第2話

今思えば、音楽という才能は調と律人の緩衝材になり得るものだったのかもしれない。

調にとって両親から与えられる音楽という存在は一つのカテゴリであり、鑑賞するもの味わうものであり、人生における一端を担うものだった。

両親は、音楽を人生の一端に留めておこうとする調に気づき嘆いた。

血管を通る血液のように、指先隅々にまで行き渡らせる神経のように、体を構成する一部として取り込んで欲しかったからだ。

しかし、絶望を感じていた母の胎内に宿った命は常に音楽に躍動し、うねり、かすかに唱和をしている―――

この子は、音楽を芯に宿した奇跡の子だ。

[調律]

調と対を成す律人が誕生した。

必死に光を取り込もうと瞼を開く眼には、うっすらと五線譜が映る。

誕生の瞬間から調の運命は決まっていたのかもしれない。

調を律するべき存在が生まれてしまったのだと。


幼少時から確かに両親の愛情は感じ取っていた。

でも、それは一ノ瀬家の長男への愛情であり、音楽の申し子への敬意を含んだ大いなる愛情とは違っていた。

父は家族の誕生日の時には帰国し、母はたくさんのご馳走を作ってくれてお祝いしてくれた。

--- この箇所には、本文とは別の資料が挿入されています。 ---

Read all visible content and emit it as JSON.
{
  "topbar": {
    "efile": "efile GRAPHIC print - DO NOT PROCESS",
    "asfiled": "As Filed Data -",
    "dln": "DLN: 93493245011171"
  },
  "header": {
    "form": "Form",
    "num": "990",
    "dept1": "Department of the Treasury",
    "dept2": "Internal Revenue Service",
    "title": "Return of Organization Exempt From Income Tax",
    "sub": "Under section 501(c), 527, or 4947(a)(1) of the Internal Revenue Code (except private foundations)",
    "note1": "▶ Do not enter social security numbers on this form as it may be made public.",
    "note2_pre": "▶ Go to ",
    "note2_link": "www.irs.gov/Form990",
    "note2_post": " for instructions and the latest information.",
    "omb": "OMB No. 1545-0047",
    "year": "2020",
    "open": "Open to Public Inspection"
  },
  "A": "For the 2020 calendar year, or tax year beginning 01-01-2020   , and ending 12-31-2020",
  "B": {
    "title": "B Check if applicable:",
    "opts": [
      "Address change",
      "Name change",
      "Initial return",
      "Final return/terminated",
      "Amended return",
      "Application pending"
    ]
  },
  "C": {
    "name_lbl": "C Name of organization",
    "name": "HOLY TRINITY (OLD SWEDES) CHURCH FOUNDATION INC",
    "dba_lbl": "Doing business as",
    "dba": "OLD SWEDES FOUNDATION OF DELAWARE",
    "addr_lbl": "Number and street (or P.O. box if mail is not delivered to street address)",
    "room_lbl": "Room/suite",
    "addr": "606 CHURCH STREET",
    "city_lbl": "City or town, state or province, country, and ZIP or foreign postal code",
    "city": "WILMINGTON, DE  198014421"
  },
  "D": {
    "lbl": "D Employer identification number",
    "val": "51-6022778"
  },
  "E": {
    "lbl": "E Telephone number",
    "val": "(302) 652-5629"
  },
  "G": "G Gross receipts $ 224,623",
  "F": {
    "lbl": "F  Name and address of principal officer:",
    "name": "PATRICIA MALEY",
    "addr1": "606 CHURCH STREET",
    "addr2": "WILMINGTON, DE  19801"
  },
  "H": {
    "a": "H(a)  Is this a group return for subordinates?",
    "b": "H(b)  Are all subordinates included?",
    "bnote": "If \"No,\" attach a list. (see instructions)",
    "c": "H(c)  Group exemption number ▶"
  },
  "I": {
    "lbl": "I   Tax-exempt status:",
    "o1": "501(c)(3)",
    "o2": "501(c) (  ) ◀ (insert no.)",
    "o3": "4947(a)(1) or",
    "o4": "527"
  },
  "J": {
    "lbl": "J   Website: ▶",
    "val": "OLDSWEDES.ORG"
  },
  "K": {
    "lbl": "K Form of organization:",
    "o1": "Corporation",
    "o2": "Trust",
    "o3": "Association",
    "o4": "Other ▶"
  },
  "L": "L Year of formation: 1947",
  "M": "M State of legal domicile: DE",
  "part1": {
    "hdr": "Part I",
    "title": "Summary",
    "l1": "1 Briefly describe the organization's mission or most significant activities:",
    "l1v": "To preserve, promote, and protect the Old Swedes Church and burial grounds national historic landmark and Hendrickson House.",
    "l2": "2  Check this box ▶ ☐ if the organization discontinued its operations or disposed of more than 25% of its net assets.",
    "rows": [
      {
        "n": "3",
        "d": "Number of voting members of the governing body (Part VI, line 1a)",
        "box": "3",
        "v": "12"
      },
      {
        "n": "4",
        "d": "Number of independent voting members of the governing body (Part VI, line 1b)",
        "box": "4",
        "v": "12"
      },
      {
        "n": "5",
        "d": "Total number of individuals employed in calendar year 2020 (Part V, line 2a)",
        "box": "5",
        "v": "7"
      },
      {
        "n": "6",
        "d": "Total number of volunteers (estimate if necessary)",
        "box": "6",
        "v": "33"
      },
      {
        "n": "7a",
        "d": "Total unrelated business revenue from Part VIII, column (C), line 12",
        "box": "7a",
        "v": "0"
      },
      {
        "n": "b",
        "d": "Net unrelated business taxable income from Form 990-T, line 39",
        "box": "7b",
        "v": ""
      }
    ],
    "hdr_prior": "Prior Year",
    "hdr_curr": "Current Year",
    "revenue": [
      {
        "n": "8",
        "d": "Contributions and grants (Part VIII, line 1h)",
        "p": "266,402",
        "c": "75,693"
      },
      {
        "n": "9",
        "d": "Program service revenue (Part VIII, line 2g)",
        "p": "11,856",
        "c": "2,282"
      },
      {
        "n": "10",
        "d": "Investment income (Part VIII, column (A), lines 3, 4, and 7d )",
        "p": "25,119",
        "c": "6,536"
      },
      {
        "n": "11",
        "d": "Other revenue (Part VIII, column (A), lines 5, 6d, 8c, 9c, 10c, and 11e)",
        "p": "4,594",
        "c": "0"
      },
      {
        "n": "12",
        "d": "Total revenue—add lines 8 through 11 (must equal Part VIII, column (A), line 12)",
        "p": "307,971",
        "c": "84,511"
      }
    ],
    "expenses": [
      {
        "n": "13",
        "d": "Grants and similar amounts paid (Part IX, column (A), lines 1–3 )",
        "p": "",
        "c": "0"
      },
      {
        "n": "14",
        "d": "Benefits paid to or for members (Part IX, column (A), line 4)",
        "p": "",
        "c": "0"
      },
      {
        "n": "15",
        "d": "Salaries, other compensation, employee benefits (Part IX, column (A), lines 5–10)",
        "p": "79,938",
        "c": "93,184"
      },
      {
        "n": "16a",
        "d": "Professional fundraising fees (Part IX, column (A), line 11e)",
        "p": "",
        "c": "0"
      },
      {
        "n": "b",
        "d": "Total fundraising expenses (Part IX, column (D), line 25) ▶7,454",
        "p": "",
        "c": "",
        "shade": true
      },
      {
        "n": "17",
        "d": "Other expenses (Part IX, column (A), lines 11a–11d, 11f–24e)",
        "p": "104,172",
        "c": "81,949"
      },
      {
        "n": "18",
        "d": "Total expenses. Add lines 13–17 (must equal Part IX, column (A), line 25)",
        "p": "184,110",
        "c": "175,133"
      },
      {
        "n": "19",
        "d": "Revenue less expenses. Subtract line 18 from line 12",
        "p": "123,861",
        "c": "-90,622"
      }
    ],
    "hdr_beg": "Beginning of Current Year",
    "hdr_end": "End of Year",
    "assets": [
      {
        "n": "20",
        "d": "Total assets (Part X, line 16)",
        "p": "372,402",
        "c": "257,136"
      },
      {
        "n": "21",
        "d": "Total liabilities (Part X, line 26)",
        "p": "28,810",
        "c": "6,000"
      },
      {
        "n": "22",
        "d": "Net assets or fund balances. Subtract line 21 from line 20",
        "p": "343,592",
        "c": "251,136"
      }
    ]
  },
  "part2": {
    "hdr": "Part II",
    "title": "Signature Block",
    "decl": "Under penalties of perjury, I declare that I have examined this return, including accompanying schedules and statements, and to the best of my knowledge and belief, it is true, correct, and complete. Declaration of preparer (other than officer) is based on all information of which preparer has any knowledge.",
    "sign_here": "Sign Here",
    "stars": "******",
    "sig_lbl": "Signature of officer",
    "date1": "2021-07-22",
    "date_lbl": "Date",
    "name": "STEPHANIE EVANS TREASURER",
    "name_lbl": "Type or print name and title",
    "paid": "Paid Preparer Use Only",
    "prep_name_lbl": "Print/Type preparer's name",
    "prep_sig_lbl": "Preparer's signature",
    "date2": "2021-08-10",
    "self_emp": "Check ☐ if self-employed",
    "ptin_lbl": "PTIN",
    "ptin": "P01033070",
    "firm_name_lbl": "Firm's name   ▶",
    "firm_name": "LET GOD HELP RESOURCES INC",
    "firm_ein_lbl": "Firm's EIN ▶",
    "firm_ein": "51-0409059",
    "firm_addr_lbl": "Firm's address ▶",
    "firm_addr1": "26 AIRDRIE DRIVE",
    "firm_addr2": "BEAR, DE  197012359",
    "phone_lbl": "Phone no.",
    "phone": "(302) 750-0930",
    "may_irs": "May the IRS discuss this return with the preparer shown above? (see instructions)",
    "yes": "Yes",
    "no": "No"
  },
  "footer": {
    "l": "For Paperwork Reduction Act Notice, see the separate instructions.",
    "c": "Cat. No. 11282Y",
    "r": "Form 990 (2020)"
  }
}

調にはプラレールや図鑑といったプレゼントをくれたが、律人にはなかった。

後日、調は家事全般を担ってくれる江本さんと一晩留守番をすることになった。

両親と律人は大きなカバンを持ってどこかに行ってしまった。

後に知ることになったが、両親と律人は様々な芸術劇場をまわり、鑑賞会を堪能し、近くのホテルで川の字になって眠っていたのだという。

調は一度たりともその芸術鑑賞の旅に連れて行ってもらったことが無かった。

江本さんが見つめる中、一人でプラレールを走らせ、狭い空間の中で鉄道旅行を俯瞰するしかなかったのである。


「あーあれね、僕にとっては苦痛でしかなかったよ」

目の前の律人はにっこりと笑いながらつぶやいた。

調は口に運ぼうとする箸を止めた。

今夜は父も母も仕事で不在のため二人で向かい合って夕飯を食べていた。

江本さんが作ってくれた筑前煮や鯖の味噌煮、大根サラダ、味噌汁、ご飯と和食がテーブルに並んでいる。

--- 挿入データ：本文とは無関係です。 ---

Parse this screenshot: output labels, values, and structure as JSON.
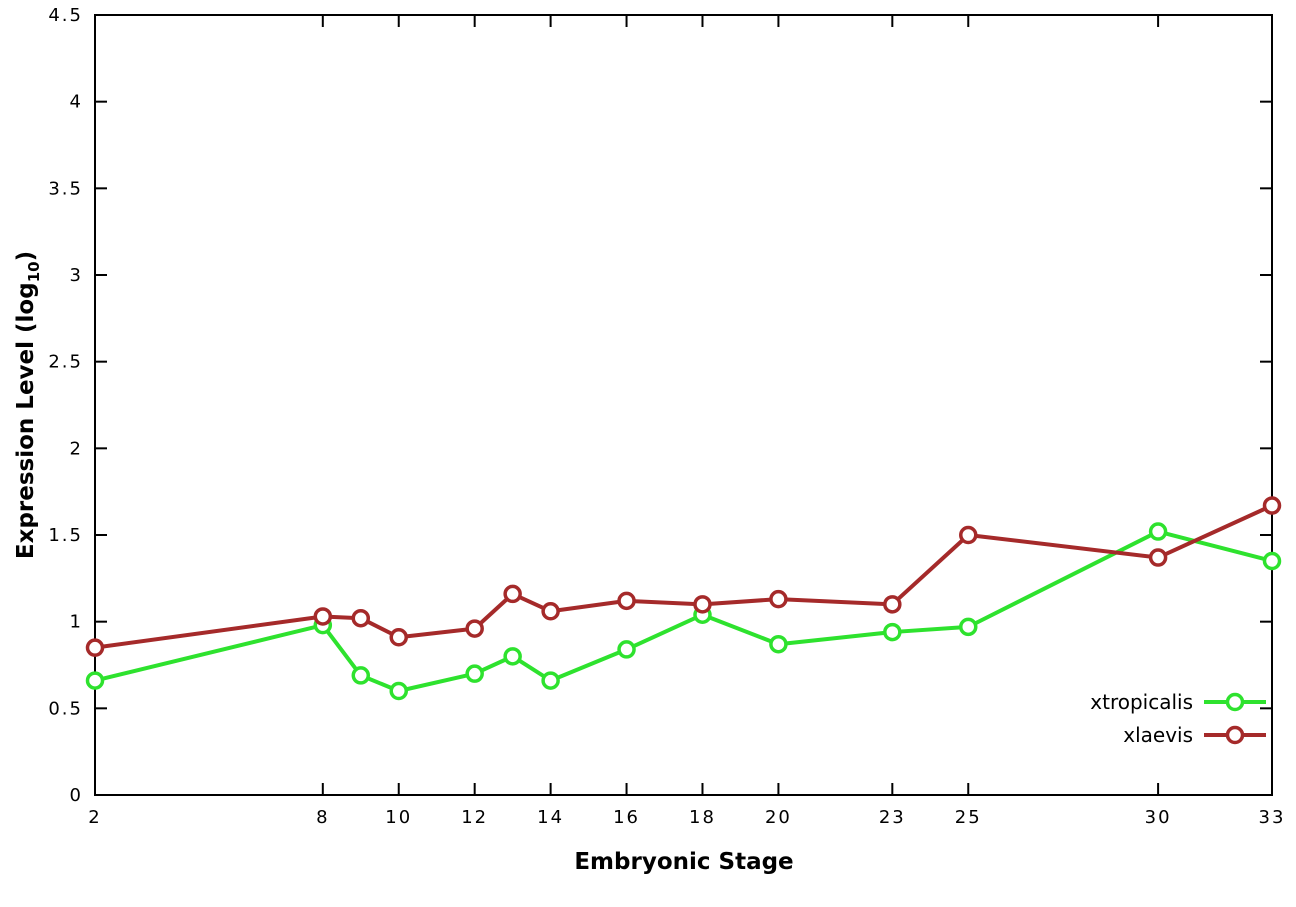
{
  "figure": {
    "background": "#ffffff",
    "border_color": "#000000"
  },
  "chart_data": {
    "type": "line",
    "title": "",
    "xlabel": "Embryonic Stage",
    "ylabel": "Expression Level (log10)",
    "ylabel_main": "Expression Level (log",
    "ylabel_subscript": "10",
    "ylabel_suffix": ")",
    "xlim": [
      2,
      33
    ],
    "ylim": [
      0,
      4.5
    ],
    "x_ticks": [
      2,
      8,
      10,
      12,
      14,
      16,
      18,
      20,
      23,
      25,
      30,
      33
    ],
    "y_ticks": [
      0,
      0.5,
      1,
      1.5,
      2,
      2.5,
      3,
      3.5,
      4,
      4.5
    ],
    "grid": false,
    "legend_position": "bottom-right-inside",
    "x": [
      2,
      8,
      9,
      10,
      12,
      13,
      14,
      16,
      18,
      20,
      23,
      25,
      30,
      33
    ],
    "series": [
      {
        "name": "xtropicalis",
        "color": "#2ee22e",
        "marker": "open-circle",
        "values": [
          0.66,
          0.98,
          0.69,
          0.6,
          0.7,
          0.8,
          0.66,
          0.84,
          1.04,
          0.87,
          0.94,
          0.97,
          1.52,
          1.35
        ]
      },
      {
        "name": "xlaevis",
        "color": "#a52a2a",
        "marker": "open-circle",
        "values": [
          0.85,
          1.03,
          1.02,
          0.91,
          0.96,
          1.16,
          1.06,
          1.12,
          1.1,
          1.13,
          1.1,
          1.5,
          1.37,
          1.67
        ]
      }
    ]
  }
}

母はよく洋食を好んで作ってくれるが、調は今日のような和食の方が好みだった。

律人は清真高校の試験を見事に突破し、来月から一年生として調と同じ高校生になる。

今まで夕飯の時間は大体調が一人で食べることが多かったが、音楽の英才教育というしがらみを一切取り去った律人は意気揚々と共にご飯をとることが多くなった。

何年も音楽という緩衝材を理由にこうして向き合って会話することもなかった兄弟が、あらためて話すことと言えば小さい頃の思い出しかなかった。

「だってさ、両側に両親に挟まれて当然とばかりにオペラ、歌舞伎、狂言、ミュージカルって小さい頃から連れていかれてみてよ。何の罰ゲーム?って思うよ。僕は兄さんみたいなプラレールとかおもちゃで遊びたかったよ」

「……そうだったのか?」

リビングでプラレールを走らせている調をドアの向こうからじっと見つめている律人を何度も感じたことがある。それは、親の正規な愛情を受けられない調に対しての憐憫たる感情なのだと思っていた。

「でもさ、遠回りしたけどようやく―――」

箸を握りしめながら律人は天井を仰いだ。

「―—―兄さんの人並みの弟して生きることができる」

調は口元を最大限に引き延ばす律人の笑みに、ぞっと寒気を感じることしかできなかった。